Besonders dramatisch ist die Lage in der Hauptstadt Zagreb. Dort stehen sämtliche 50 Freiwilligen Feuerwehren sowie die Berufsfeuerwehr im Einsatz. Umgestürzte Bäume, beschädigte Dächer und verletzte Personen sorgen für Chaos in der Stadt. Auch der Einsturz des Vordachs des Rebro-Krankenhauses (siehe Video unten) sorgte für Schrecksekunden.
Auch in anderen Regionen wie dem Umland von Zagreb sowie in Krapina-Zagorje und Primorje-Gorski Kotar mussten die Einsatzkräfte Dutzende Male ausrücken.
Die Aufräumarbeiten gestalten sich schwierig: Starke Winde machen viele Einsätze gefährlich oder unmöglich. Zusätzlich sorgen Überschwemmungen für weitere Probleme - in den kommenden Tagen muss Wasser abgepumpt werden.
Feuerwehrchef Slavko Tucaković appelliert eindringlich an die Bevölkerung, zu Hause zu bleiben. Herabfallende Äste und Gegenstände stellen eine große Gefahr dar. Zudem sind die Telefonleitungen überlastet.
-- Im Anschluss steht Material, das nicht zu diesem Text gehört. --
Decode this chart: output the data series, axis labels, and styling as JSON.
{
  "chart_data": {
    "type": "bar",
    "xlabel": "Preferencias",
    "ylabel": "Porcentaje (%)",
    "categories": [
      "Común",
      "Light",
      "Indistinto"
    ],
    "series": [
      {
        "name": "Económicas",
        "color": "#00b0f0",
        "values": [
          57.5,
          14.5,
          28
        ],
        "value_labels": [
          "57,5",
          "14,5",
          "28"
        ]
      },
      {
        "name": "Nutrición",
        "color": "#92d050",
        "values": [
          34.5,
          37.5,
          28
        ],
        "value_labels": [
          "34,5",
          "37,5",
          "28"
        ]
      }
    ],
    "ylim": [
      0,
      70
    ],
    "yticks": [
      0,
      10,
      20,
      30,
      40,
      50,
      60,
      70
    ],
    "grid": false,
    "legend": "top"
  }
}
Von einer "ersten Lage" sprach auch Kroatiens Innenminister Davor Božinović. Der Unterricht an Schulen wurde ausgesetzt, die Schäden sind erheblich. Die Reparaturarbeiten werden noch länger dauern.
Bereits Mitte März hatte ein plötzlicher Wintereinbruch das Land getroffen. Auf dem Sljeme-Gipfel oberhalb von Zagreb fiel zehn Zentimeter Neuschnee. Die Lage in Kroatien bleibt unterdessen angespannt - und weitet sich sogar aus: Auch in Teilen Sloweniens gilt Unwetterwarnung.
Extremwetter und Klimaerwärmung
Einzelne Extremereignisse lassen sich meist nicht auf eine einzelne Ursache zurückführen. Fakt ist laut UN-Weltklimarat: Durch die Klimakrise werden Extremwetterereignisse wie Stürme und Überschwemmungen häufiger und intensiver. Das heißt: Niederschläge und Stürme werden stärker, Hitzewellen heißer und Dürren trockener.